All That You Leave Behind (Movement 4) follows, with sparkling synths and a measured analogue keyboard and whale screeching synth sounds. The atmosphere is intense here and is augmented by spacey swirls and drones. It breaks into a glorious high pitched synth tune with buzzsaw synths layered beneath. If The Wind Could Speak (Movement 5) is a short 1 and a half minute transition with other worldly vocals and a strange melody.

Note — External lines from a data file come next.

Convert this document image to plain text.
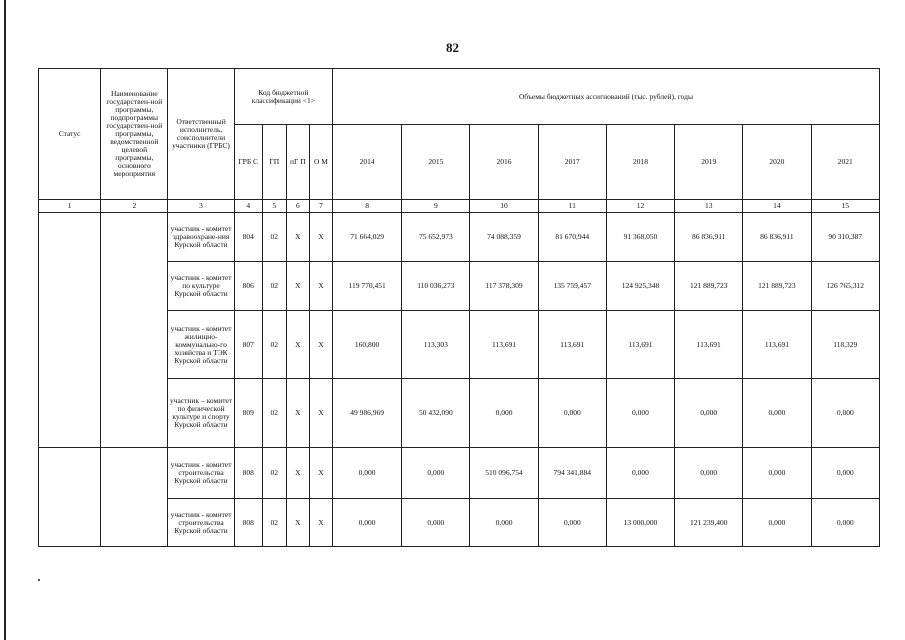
82
Статус	Наименование государствен-ной программы, подпрограммы государствен-ной программы, ведомственной целевой программы, основного мероприятия	Ответственный исполнитель, соисполнители участники (ГРБС)	Код бюджетной классификации <1>				Объемы бюджетных ассигнований (тыс. рублей), годы							
			ГРБ С	ГП	пГ П	О М	2014	2015	2016	2017	2018	2019	2020	2021
1	2	3	4	5	6	7	8	9	10	11	12	13	14	15
		участник - комитет здравоохране-ния Курской области	804	02	Х	Х	71 664,029	75 652,973	74 088,359	81 670,944	91 368,050	86 836,911	86 836,911	90 310,387
		участник - комитет по культуре Курской области	806	02	Х	Х	119 770,451	110 036,273	117 378,309	135 759,457	124 925,348	121 889,723	121 889,723	126 765,312
		участник - комитет жилищно-коммунально-го хозяйства и ТЭК Курской области	807	02	Х	Х	160,800	113,303	113,691	113,691	113,691	113,691	113,691	118,329
		участник – комитет по физической культуре и спорту Курской области	809	02	Х	Х	49 986,969	50 432,090	0,000	0,000	0,000	0,000	0,000	0,000
		участник - комитет строительства Курской области	808	02	Х	Х	0,000	0,000	510 096,754	794 341,884	0,000	0,000	0,000	0,000
		участник - комитет строительства Курской области	808	02	Х	Х	0,000	0,000	0,000	0,000	13 000,000	121 239,400	0,000	0,000
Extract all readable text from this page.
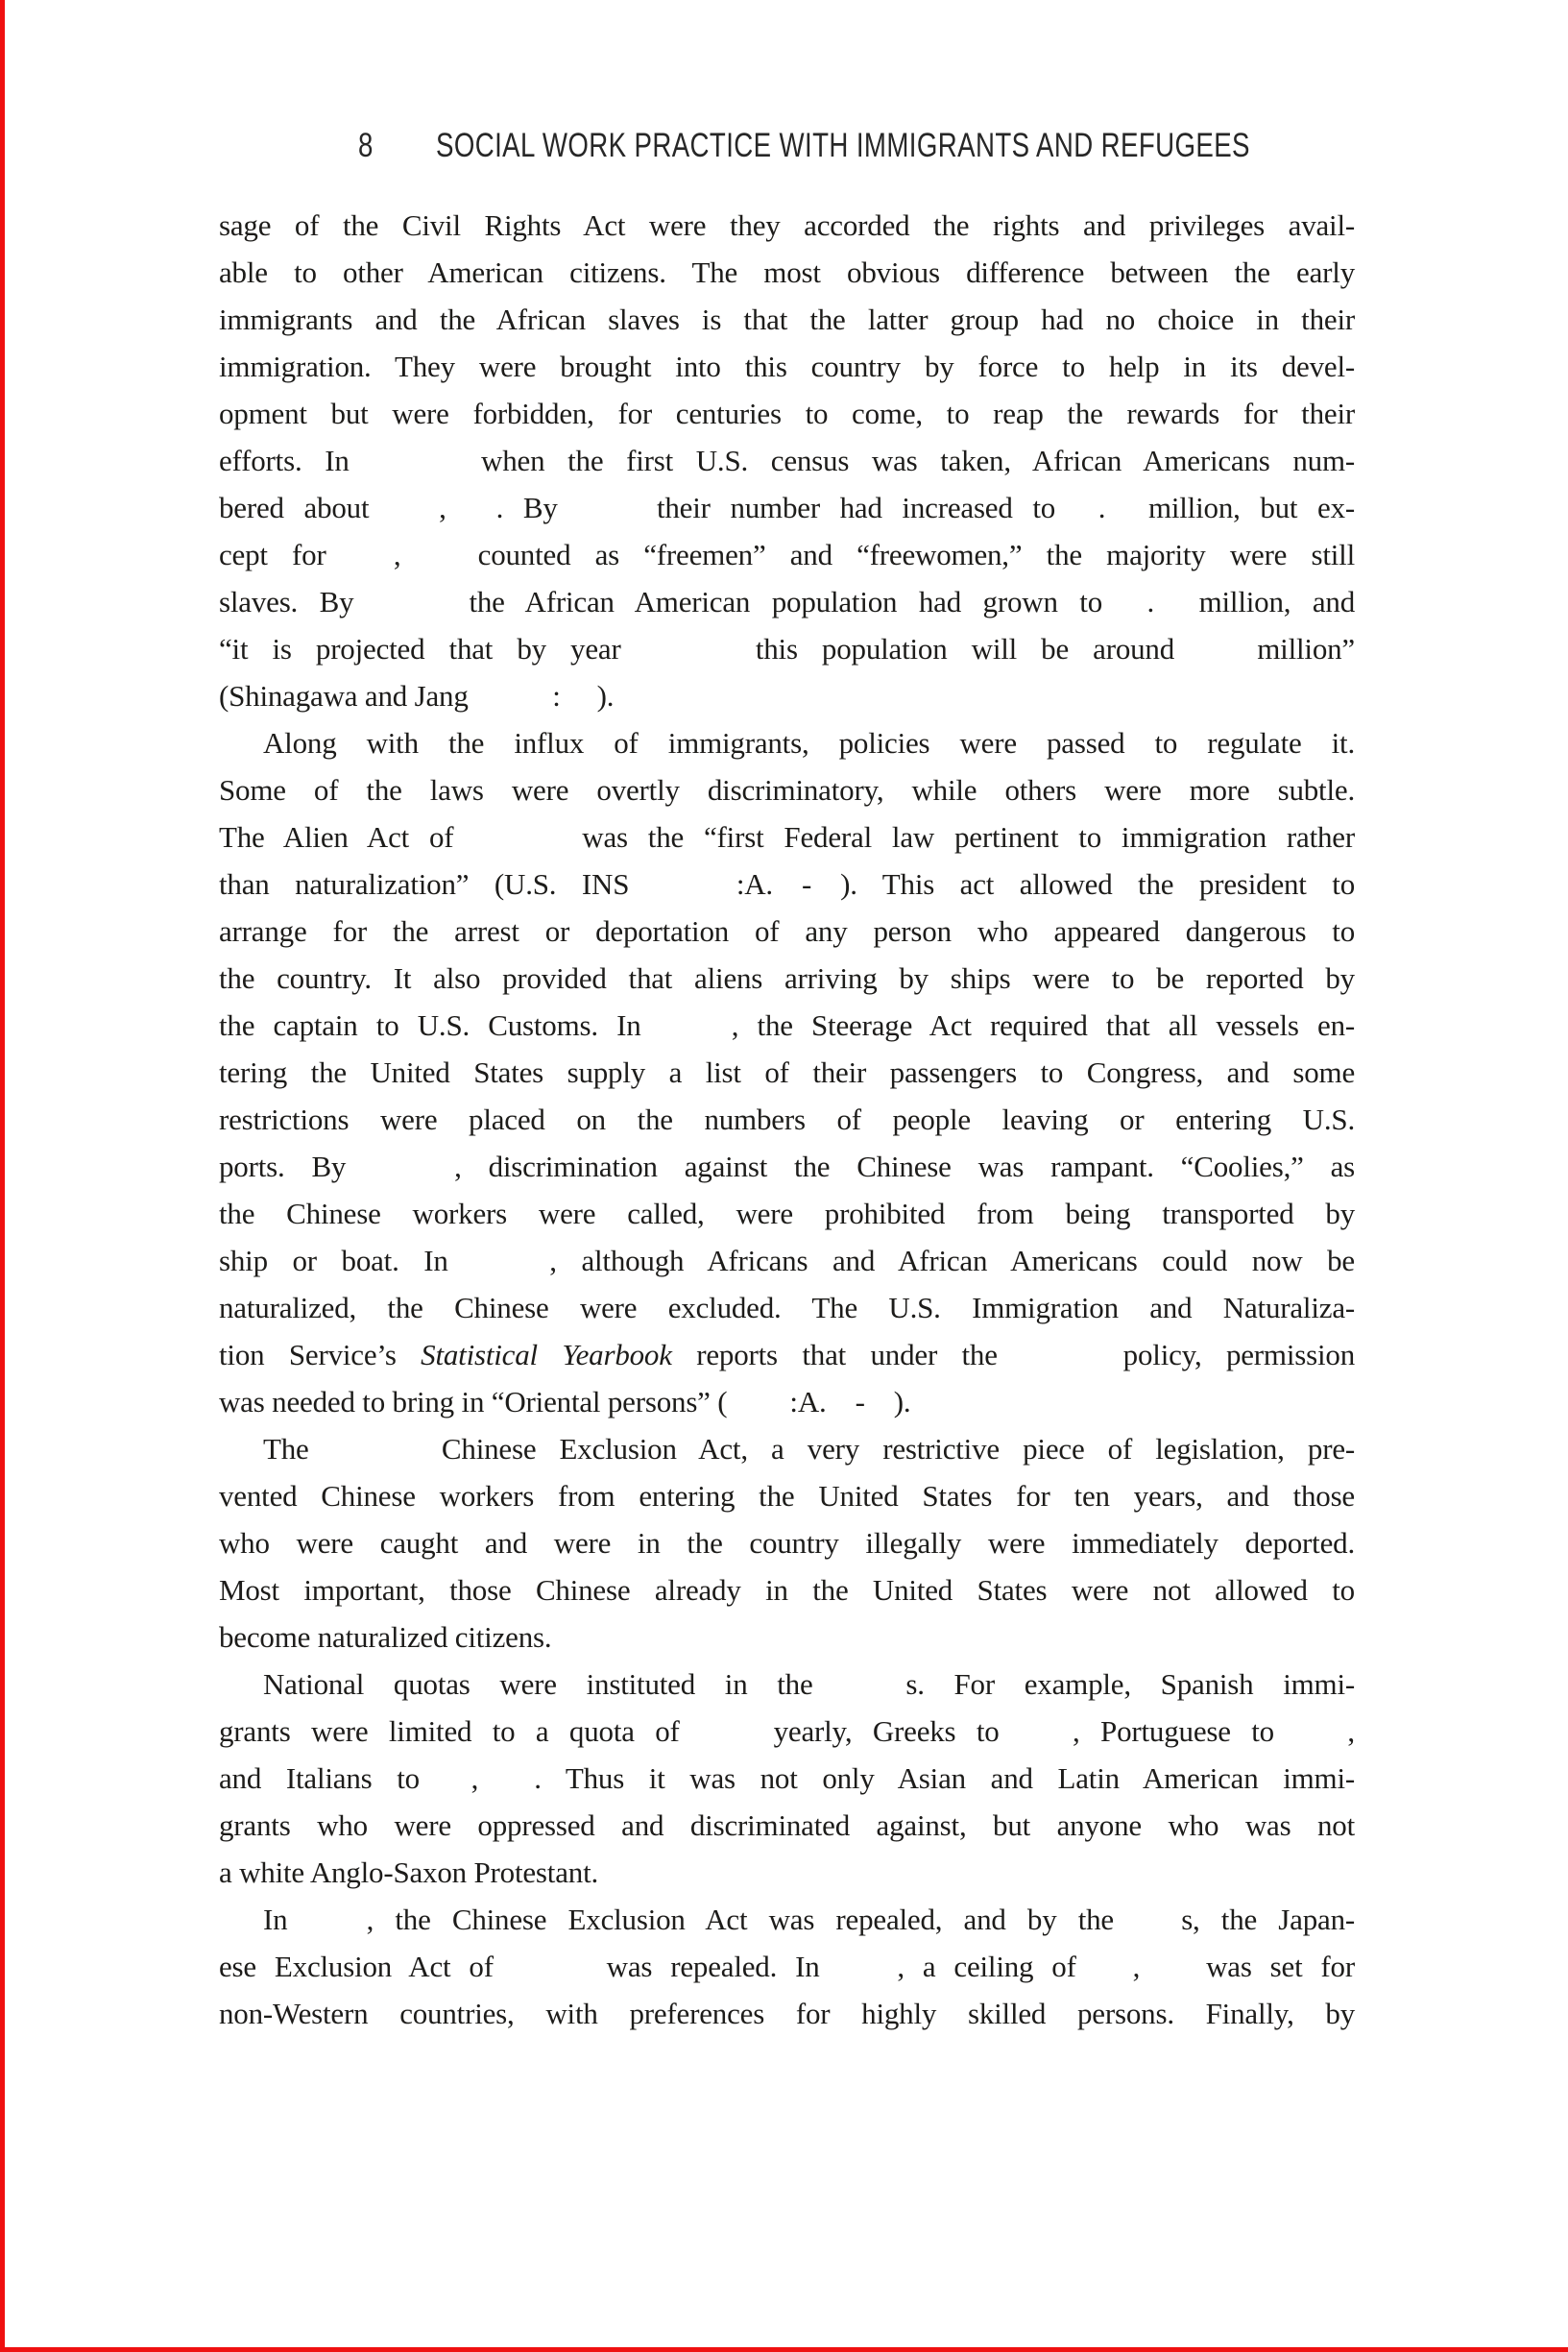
8 SOCIAL WORK PRACTICE WITH IMMIGRANTS AND REFUGEES
sage of the Civil Rights Act were they accorded the rights and privileges avail-
able to other American citizens. The most obvious difference between the early
immigrants and the African slaves is that the latter group had no choice in their
immigration. They were brought into this country by force to help in its devel-
opment but were forbidden, for centuries to come, to reap the rewards for their
efforts. In	when the first U.S. census was taken, African Americans num-
bered about , . By  their number had increased to . million, but ex-
cept for , counted as “freemen” and “freewomen,” the majority were still
slaves. By  the African American population had grown to . million, and
“it is projected that by year	this population will be around  million”
(Shinagawa and Jang	: ).
Along with the influx of immigrants, policies were passed to regulate it.
Some of the laws were overtly discriminatory, while others were more subtle.
The Alien Act of	was the “first Federal law pertinent to immigration rather
than naturalization” (U.S. INS	:A. - ). This act allowed the president to
arrange for the arrest or deportation of any person who appeared dangerous to
the country. It also provided that aliens arriving by ships were to be reported by
the captain to U.S. Customs. In , the Steerage Act required that all vessels en-
tering the United States supply a list of their passengers to Congress, and some
restrictions were placed on the numbers of people leaving or entering U.S.
ports. By	, discrimination against the Chinese was rampant. “Coolies,” as
the Chinese workers were called, were prohibited from being transported by
ship or boat. In	, although Africans and African Americans could now be
naturalized, the Chinese were excluded. The U.S. Immigration and Naturaliza-
tion Service’s Statistical Yearbook reports that under the	policy, permission
was needed to bring in “Oriental persons” ( :A. - ).
The	Chinese Exclusion Act, a very restrictive piece of legislation, pre-
vented Chinese workers from entering the United States for ten years, and those
who were caught and were in the country illegally were immediately deported.
Most important, those Chinese already in the United States were not allowed to
become naturalized citizens.
National quotas were instituted in the s. For example, Spanish immi-
grants were limited to a quota of  yearly, Greeks to , Portuguese to ,
and Italians to , . Thus it was not only Asian and Latin American immi-
grants who were oppressed and discriminated against, but anyone who was not
a white Anglo-Saxon Protestant.
In , the Chinese Exclusion Act was repealed, and by the s, the Japan-
ese Exclusion Act of	was repealed. In , a ceiling of , was set for
non-Western countries, with preferences for highly skilled persons. Finally, by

Infinity (Movement 6) is extremely different with vocal intonations, and a very pronounced dance rhythm. It is a pop dance track, and a step in another direction for the Jarre catalogue. Really it sounds like something from 2 Unlimited or a techno group; I prefer it if JMJ steer clear of this style as it is a bit out of place on this album.

Machines Are Learning (Movement 7) is a short piece and it is back to business with a fabulous sequencer maintaining a steady pace and more vocals that are more robotic. I love the rhythms and how they progress seamlessly to The Opening (Movement 8), a hypnotic beat consistently building with grandiose melodic keyboards.

Don't Look Back (Movement 9) is a jumpy track with cello synths and echoing glockenspiel sounds. It gains in pace and then is joined by deep groaning synths and hypno trance beat and those swishing spacey washes.

Équinoxe Infinity (Movement 10) is a 7 and a half minute piece with very patient synths building gradually with a spacey ethereal atmosphere. The music is wet with splashes and waves as a mesmiric tempo ensues.

The album is unlike anything found on the original Equinoxe, so it is perplexing as to how this is a sequel, though I would say it is simply attempting to build on the success of the first. Overall it is an energetic and synth heavy lively release that has a lot of terrific music scattered here and there. Some moments are not up to standard but it is still a very spacey atmospheric album, and one that tends to grow on you on each listen.